First, at the UCLA Extension Dean’s Advisory Board meeting, we heard a presentation by Board member Ed Leamer, a faculty member at the UCLA Anderson School of Management and director of the UCLA Anderson Forecast.
Professor Leamer explained that in previous economic downturns, unemployment increased as industries reduced their workforce. But once conditions improved, displaced workers eventually were rehired into their previous industries.
The current economic downturn is quite a bit different. Large numbers of jobs in construction and manufacturing have disappeared and they will not be coming back. Other industries have completely changed as well. Think about print journalism, printing in general, advertising, and the music industry.
My second meeting last week was part of “UCLA Day with Local Government,” an advocacy day spent meeting with various elected officials and staff at Los Angeles City Hall. I met with a group of executive directors and board members from the local unemployment services/workforce system.

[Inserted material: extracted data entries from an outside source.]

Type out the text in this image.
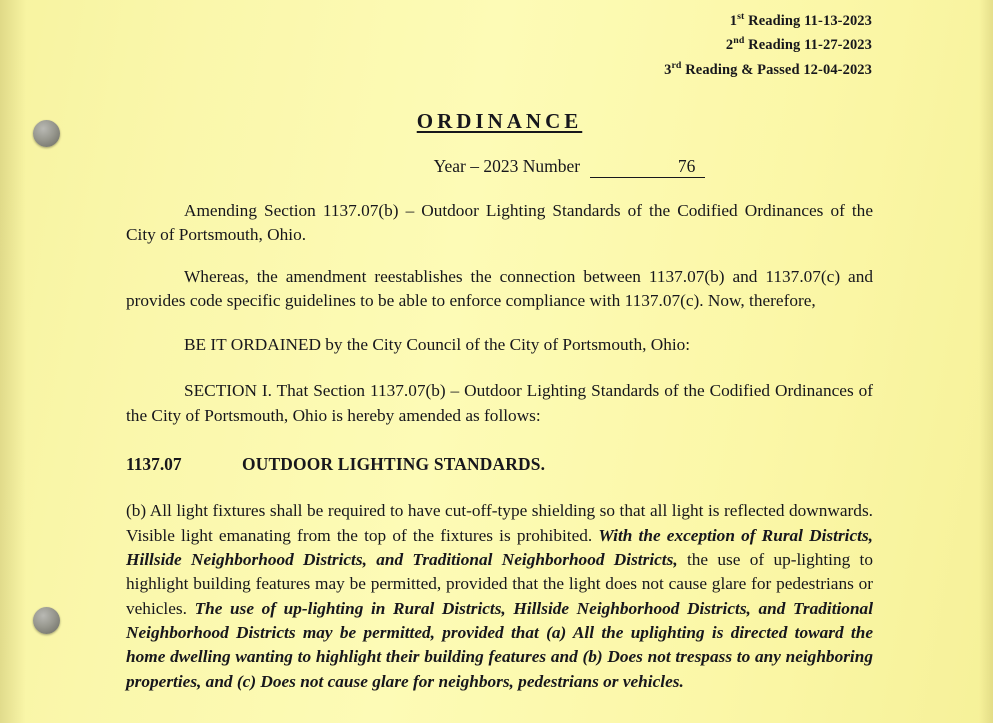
1st Reading 11-13-2023
2nd Reading 11-27-2023
3rd Reading & Passed 12-04-2023
ORDINANCE
Year – 2023 Number	76

Amending Section 1137.07(b) – Outdoor Lighting Standards of the Codified Ordinances of the City of Portsmouth, Ohio.

Whereas, the amendment reestablishes the connection between 1137.07(b) and 1137.07(c) and provides code specific guidelines to be able to enforce compliance with 1137.07(c). Now, therefore,

BE IT ORDAINED by the City Council of the City of Portsmouth, Ohio:

SECTION I. That Section 1137.07(b) – Outdoor Lighting Standards of the Codified Ordinances of the City of Portsmouth, Ohio is hereby amended as follows:

1137.07	OUTDOOR LIGHTING STANDARDS.

(b) All light fixtures shall be required to have cut-off-type shielding so that all light is reflected downwards. Visible light emanating from the top of the fixtures is prohibited. With the exception of Rural Districts, Hillside Neighborhood Districts, and Traditional Neighborhood Districts, the use of up-lighting to highlight building features may be permitted, provided that the light does not cause glare for pedestrians or vehicles. The use of up-lighting in Rural Districts, Hillside Neighborhood Districts, and Traditional Neighborhood Districts may be permitted, provided that (a) All the uplighting is directed toward the home dwelling wanting to highlight their building features and (b) Does not trespass to any neighboring properties, and (c) Does not cause glare for neighbors, pedestrians or vehicles.
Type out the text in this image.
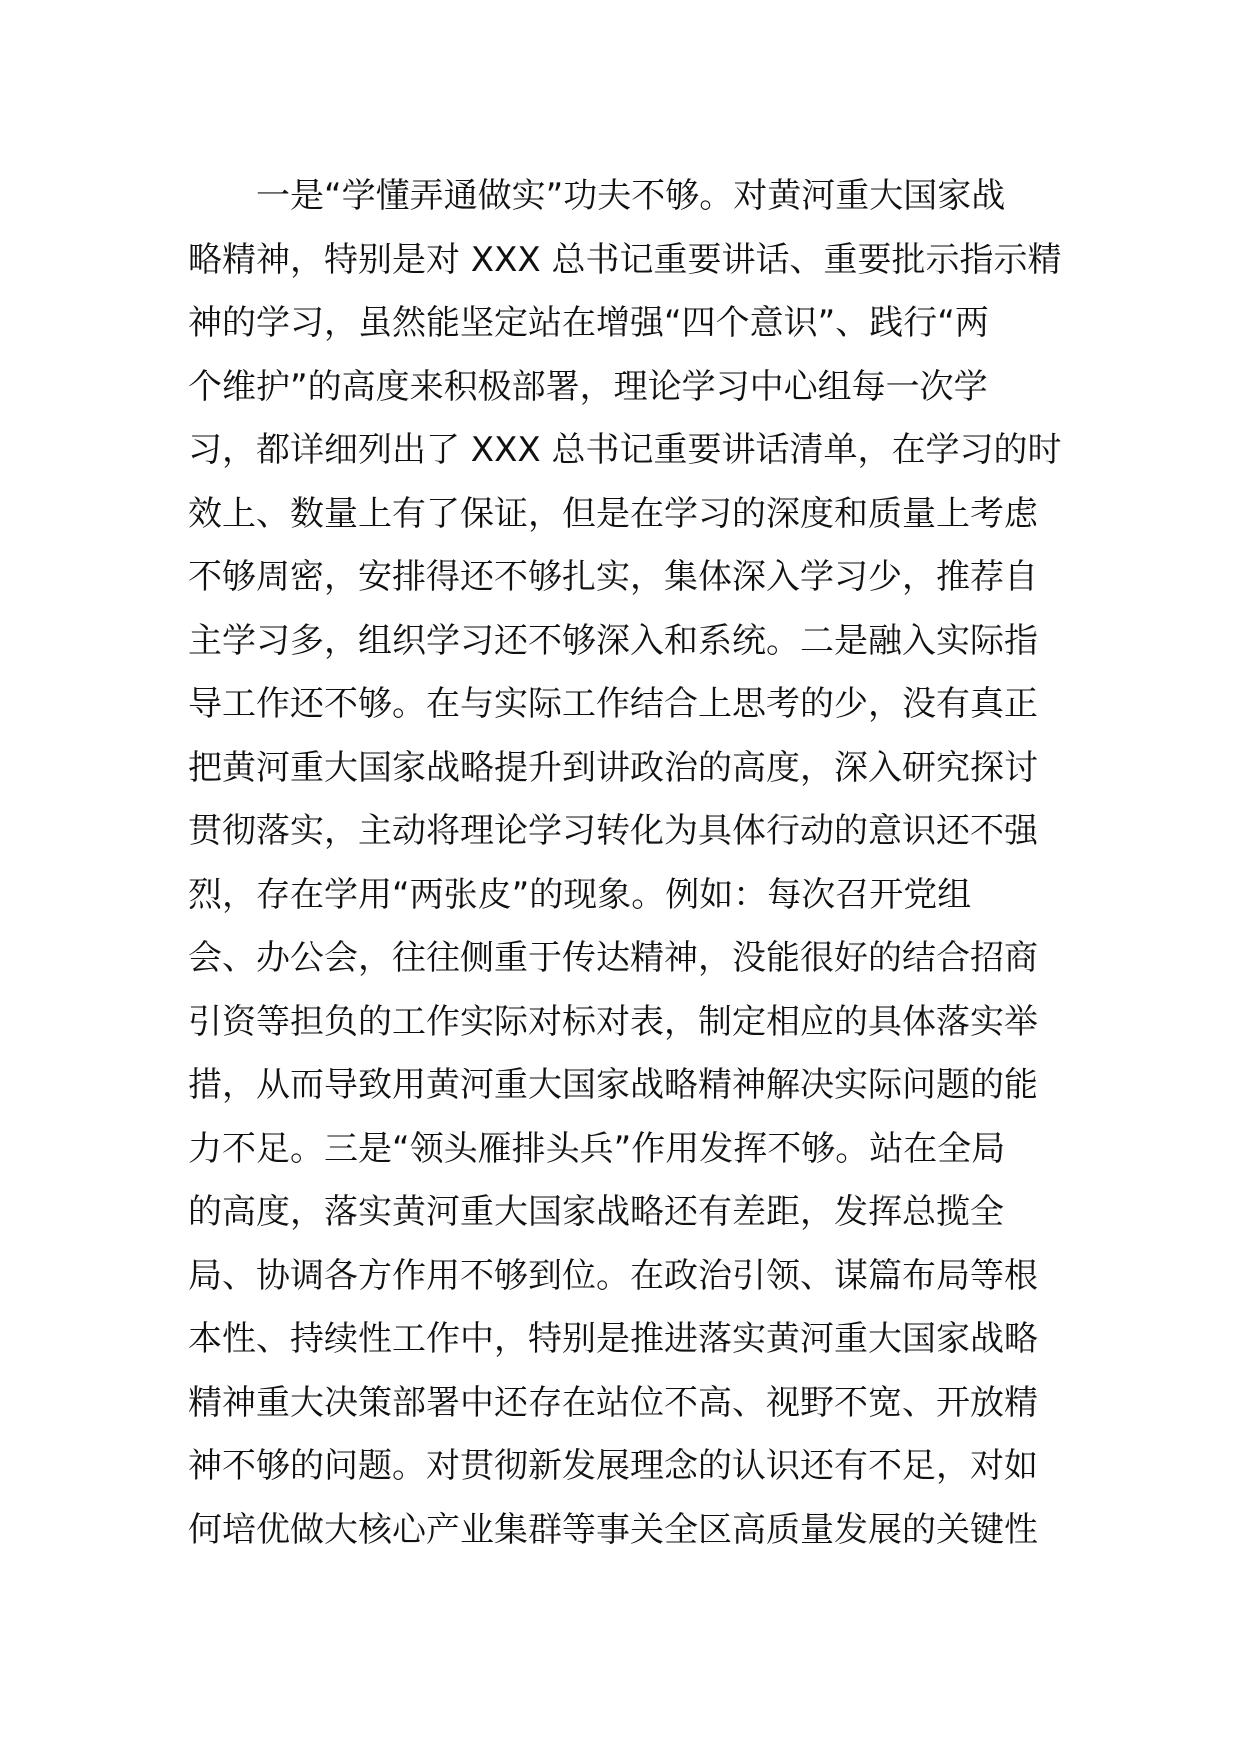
一是“学懂弄通做实”功夫不够。对黄河重大国家战
略精神，特别是对 XXX 总书记重要讲话、重要批示指示精
神的学习，虽然能坚定站在增强“四个意识”、践行“两
个维护”的高度来积极部署，理论学习中心组每一次学
习，都详细列出了 XXX 总书记重要讲话清单，在学习的时
效上、数量上有了保证，但是在学习的深度和质量上考虑
不够周密，安排得还不够扎实，集体深入学习少，推荐自
主学习多，组织学习还不够深入和系统。二是融入实际指
导工作还不够。在与实际工作结合上思考的少，没有真正
把黄河重大国家战略提升到讲政治的高度，深入研究探讨
贯彻落实，主动将理论学习转化为具体行动的意识还不强
烈，存在学用“两张皮”的现象。例如：每次召开党组
会、办公会，往往侧重于传达精神，没能很好的结合招商
引资等担负的工作实际对标对表，制定相应的具体落实举
措，从而导致用黄河重大国家战略精神解决实际问题的能
力不足。三是“领头雁排头兵”作用发挥不够。站在全局
的高度，落实黄河重大国家战略还有差距，发挥总揽全
局、协调各方作用不够到位。在政治引领、谋篇布局等根
本性、持续性工作中，特别是推进落实黄河重大国家战略
精神重大决策部署中还存在站位不高、视野不宽、开放精
神不够的问题。对贯彻新发展理念的认识还有不足，对如
何培优做大核心产业集群等事关全区高质量发展的关键性
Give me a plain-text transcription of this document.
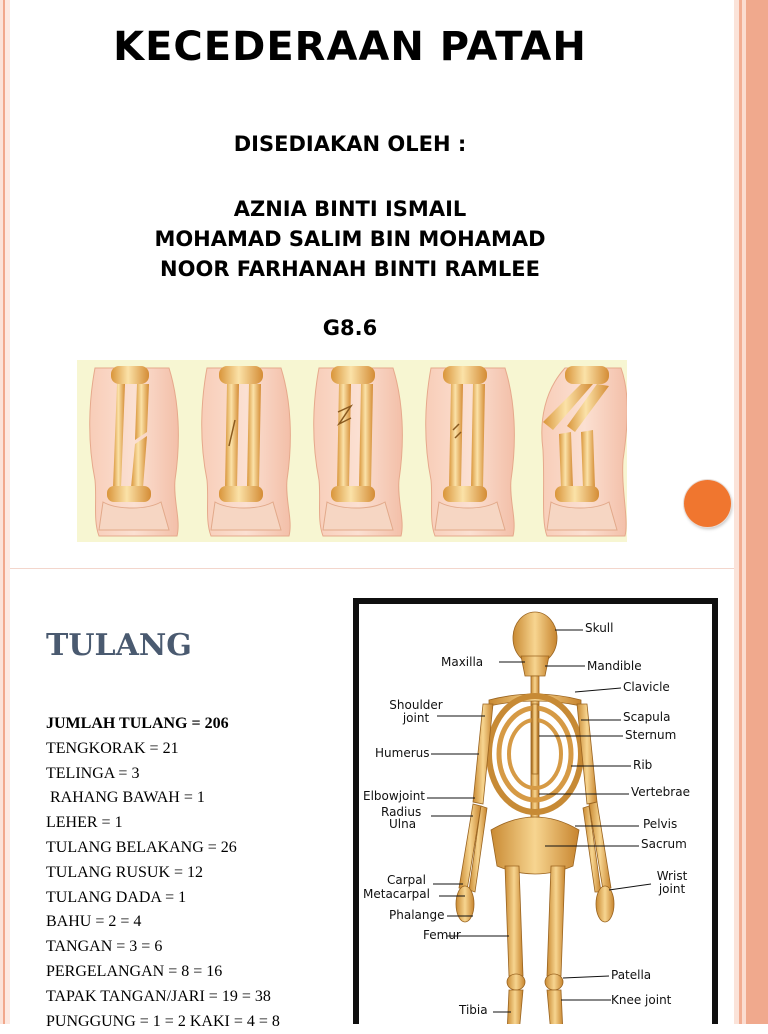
KECEDERAAN PATAH
DISEDIAKAN OLEH :
AZNIA BINTI ISMAIL
MOHAMAD SALIM BIN MOHAMAD
NOOR FARHANAH BINTI RAMLEE
G8.6
TULANG
JUMLAH TULANG = 206
TENGKORAK = 21
TELINGA = 3
RAHANG BAWAH = 1
LEHER = 1
TULANG BELAKANG = 26
TULANG RUSUK = 12
TULANG DADA = 1
BAHU = 2 = 4
TANGAN = 3 = 6
PERGELANGAN = 8 = 16
TAPAK TANGAN/JARI = 19 = 38
PUNGGUNG = 1 = 2 KAKI = 4 = 8
Skull
Maxilla	Mandible
Clavicle
Shoulder
joint	Scapula
Sternum
Humerus
Rib
Elbowjoint	Vertebrae
Radius
Ulna	Pelvis
Sacrum
Carpal
Metacarpal
Wrist
joint
Phalange
Femur
Patella
Knee joint
Tibia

One senior human resources director from a large local firm mentioned he has encountered a number of people in his professional and personal life who have lost jobs and who have not faced the reality that those exact jobs will not reemerge. Almost every industry now requires higher level skills and a greater use of technology. Many unemployed individuals are sitting back and waiting for the world to adapt to them. They are not doing anything to adapt themselves for reemployment in today’s environment.
It is extremely difficult and unsettling for many people to think about going back to school when one has been out of school for 30 years or more. This dynamic is even more apparent for those who entered the workforce directly from high school.
This brings me back to the title of this post. Facing reality and next steps.
There are many options for someone to build upon past experience and to upgrade knowledge and skills quickly. For many, I would recommend a serious look at rigorous professional certificate programs. We have seen individuals transition
- from banking to logistics
- from mortgage broker to starting a waste recycling company
- from information technology professionals to the healthcare field
- from sales and marketing people to nonprofit organizations
The key is to get help and advice
- What transferrable skills do you have?
- What industries project employment growth?
- What do you care about?
Then, find a program that can help you connect all the dots and get you from A to B. You can find employment that equals or exceeds your previous position.
Naturally, UCLA Extension offers many options. The most important thing is to face reality and take that important next step.